WASHINGTON - October 30 - Below is a Sierra Club statement reacting to the British government's release of their report analyzing the economics of global warming from Dave Hamilton, Sierra Club Global Warming and Energy Program Director:
"We have heard again and again from the President Bush that we can't afford to take measures to combat global warming, but the Stern review clearly demonstrates that we can't afford not to. The conclusion of the Stern Review of the Economics of Climate Change is that the world has the resources, capability, and the methods to stop global warming. It states quite clearly, however, that we have a small window in which to act after which the sticker price of success becomes significantly higher while the likelihood of success gets smaller.

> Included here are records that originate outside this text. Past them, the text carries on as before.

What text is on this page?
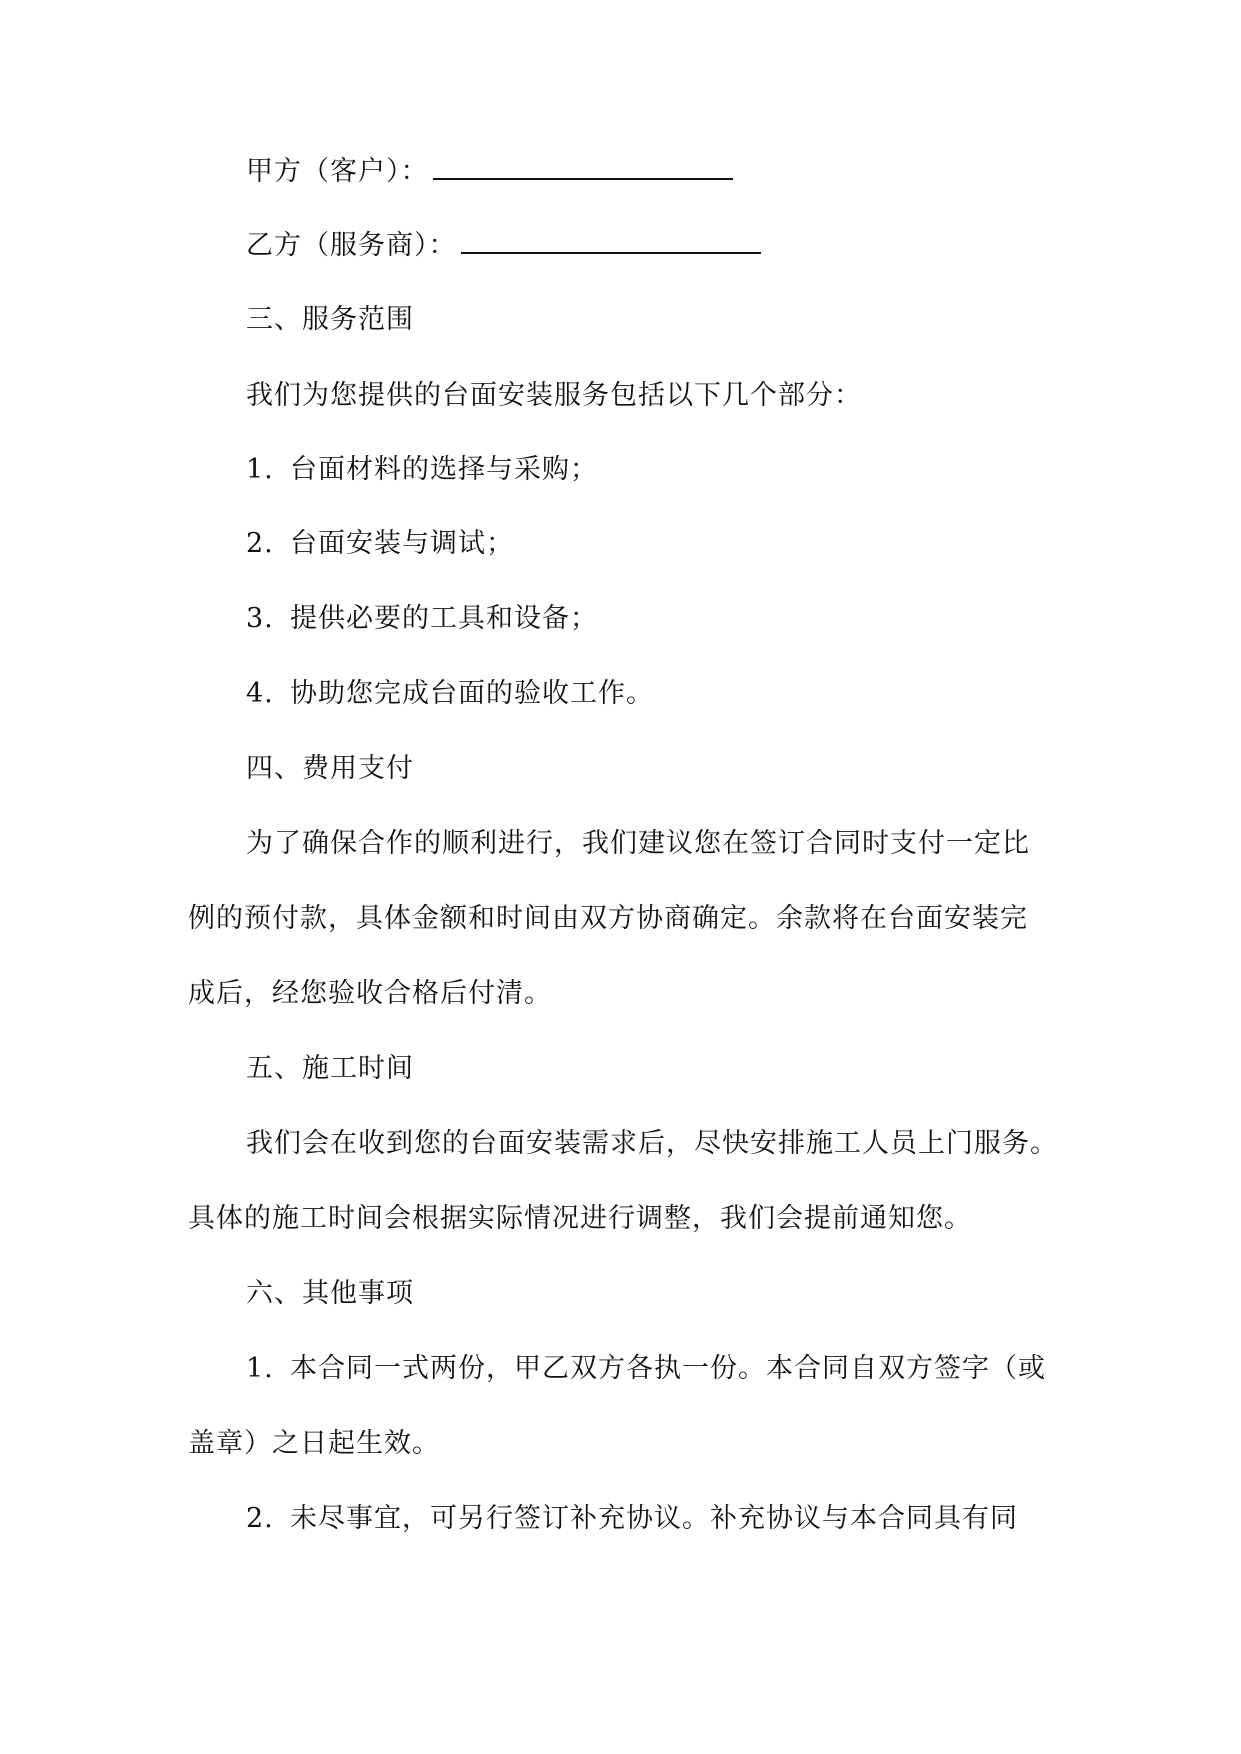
甲方（客户）：
乙方（服务商）：
三、服务范围
我们为您提供的台面安装服务包括以下几个部分：
1. 台面材料的选择与采购；
2. 台面安装与调试；
3. 提供必要的工具和设备；
4. 协助您完成台面的验收工作。
四、费用支付
为了确保合作的顺利进行，我们建议您在签订合同时支付一定比
例的预付款，具体金额和时间由双方协商确定。余款将在台面安装完
成后，经您验收合格后付清。
五、施工时间
我们会在收到您的台面安装需求后，尽快安排施工人员上门服务。
具体的施工时间会根据实际情况进行调整，我们会提前通知您。
六、其他事项
1. 本合同一式两份，甲乙双方各执一份。本合同自双方签字（或
盖章）之日起生效。
2. 未尽事宜，可另行签订补充协议。补充协议与本合同具有同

"The Stern Review is a "can-do" manifesto and instruction manual for controlling global warming. By contrast, all we have heard for the last 6 years from the President Bush and Congressional leaders is what they "can't-do." They have viewed global warming almost exclusively through the eyes and interests of the coal, oil and gas, electric utility, and nuclear industries. If the Bush Administration genuinely believed its own free-market rhetoric -- rather than just doing the bidding of its campaign contributors -- it would read the science on global warming, follow the Stern Review, and enact mechanisms that recognize the true environmental, public health, and economic cost of burning fossil fuels. Once people are required to pay the full costs of their energy use, it will open the floodgates of innovation, investment, and breakthroughs in low carbon technologies that will sustain our lives without ruining our planet.

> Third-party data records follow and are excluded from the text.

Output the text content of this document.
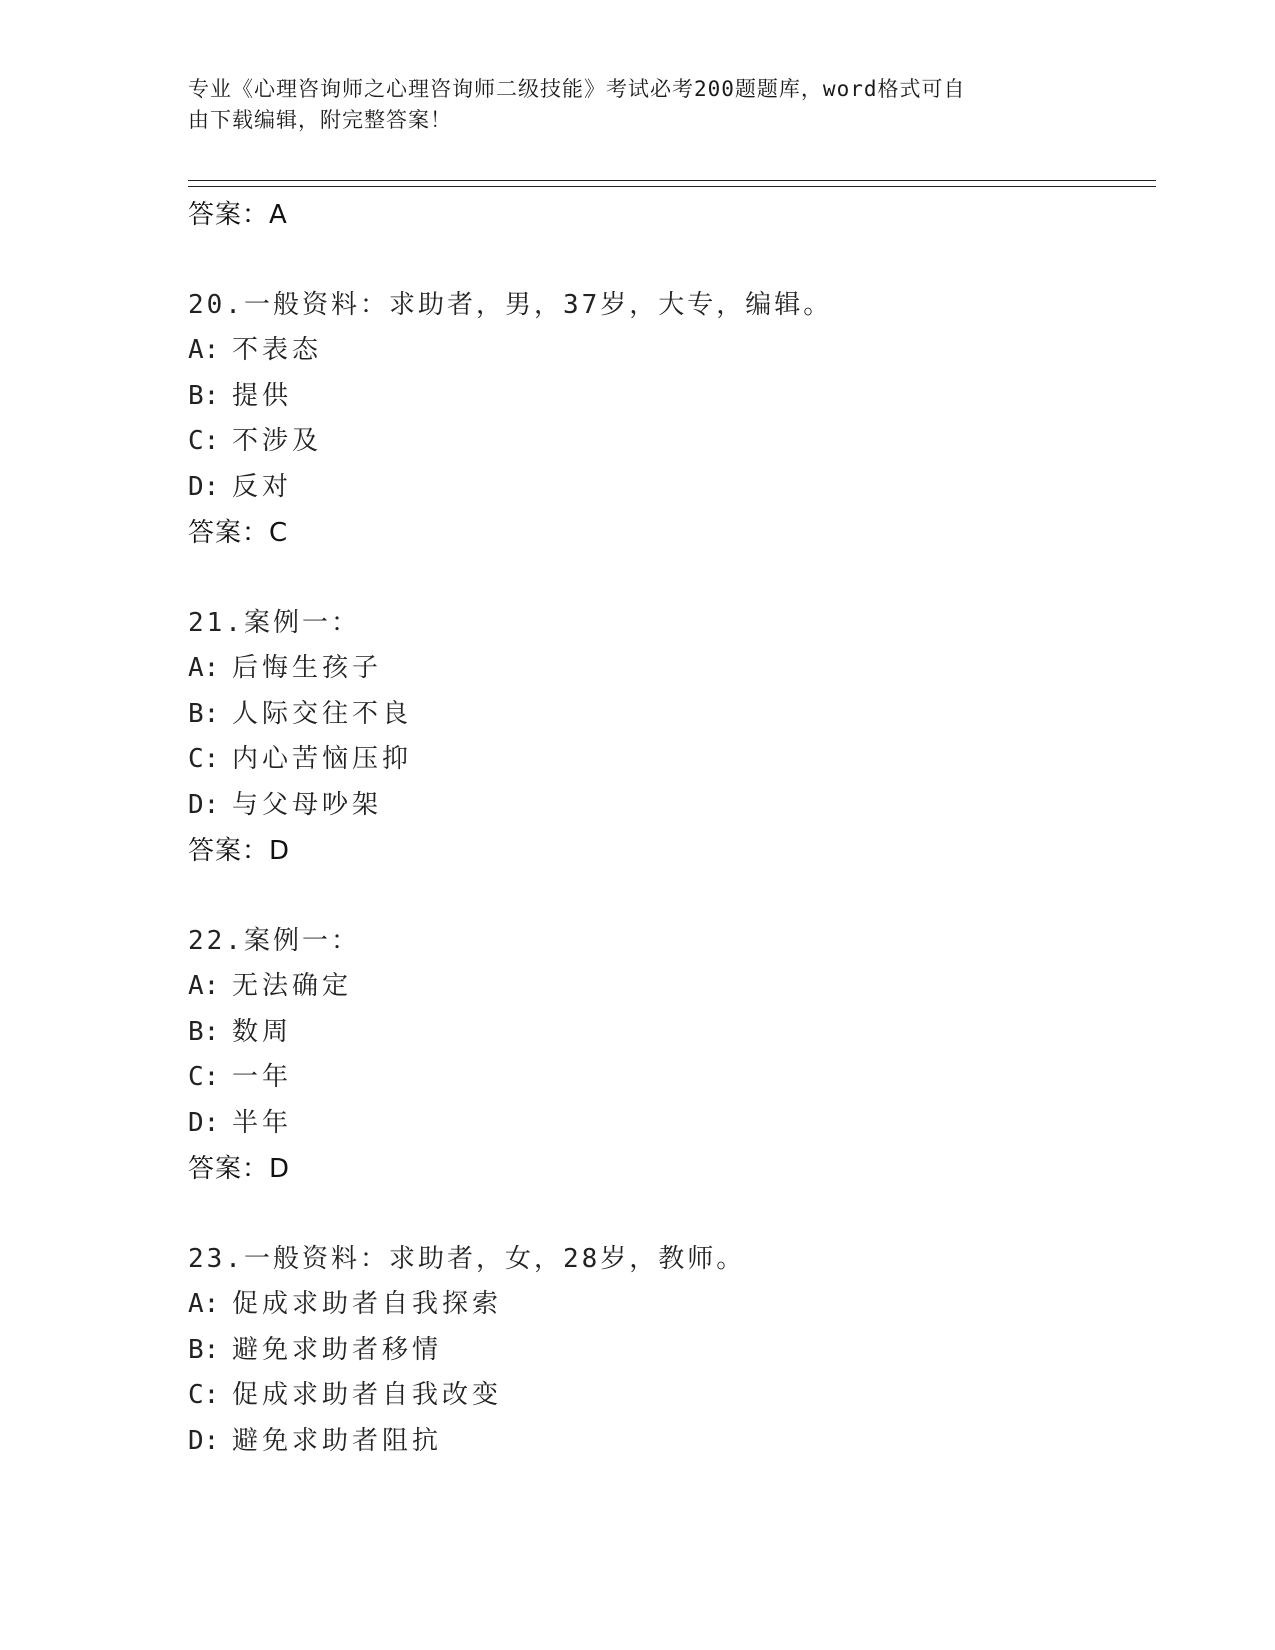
专业《心理咨询师之心理咨询师二级技能》考试必考200题题库，word格式可自
由下载编辑，附完整答案！
答案：A
20.一般资料：求助者，男，37岁，大专，编辑。
A: 不表态
B: 提供
C: 不涉及
D: 反对
答案：C
21.案例一：
A: 后悔生孩子
B: 人际交往不良
C: 内心苦恼压抑
D: 与父母吵架
答案：D
22.案例一：
A: 无法确定
B: 数周
C: 一年
D: 半年
答案：D
23.一般资料：求助者，女，28岁，教师。
A: 促成求助者自我探索
B: 避免求助者移情
C: 促成求助者自我改变
D: 避免求助者阻抗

"Right now, the cheapest, cleanest, most abundant energy source the U.S. has at its disposal is energy waste. The use of energy efficient technologies to capture that waste should be our top national energy priority for the next decade, followed closely by aggressive development of renewable energy. Only that kind of sustained investment in emissions reductions will future generations a fighting chance at a decent quality of life."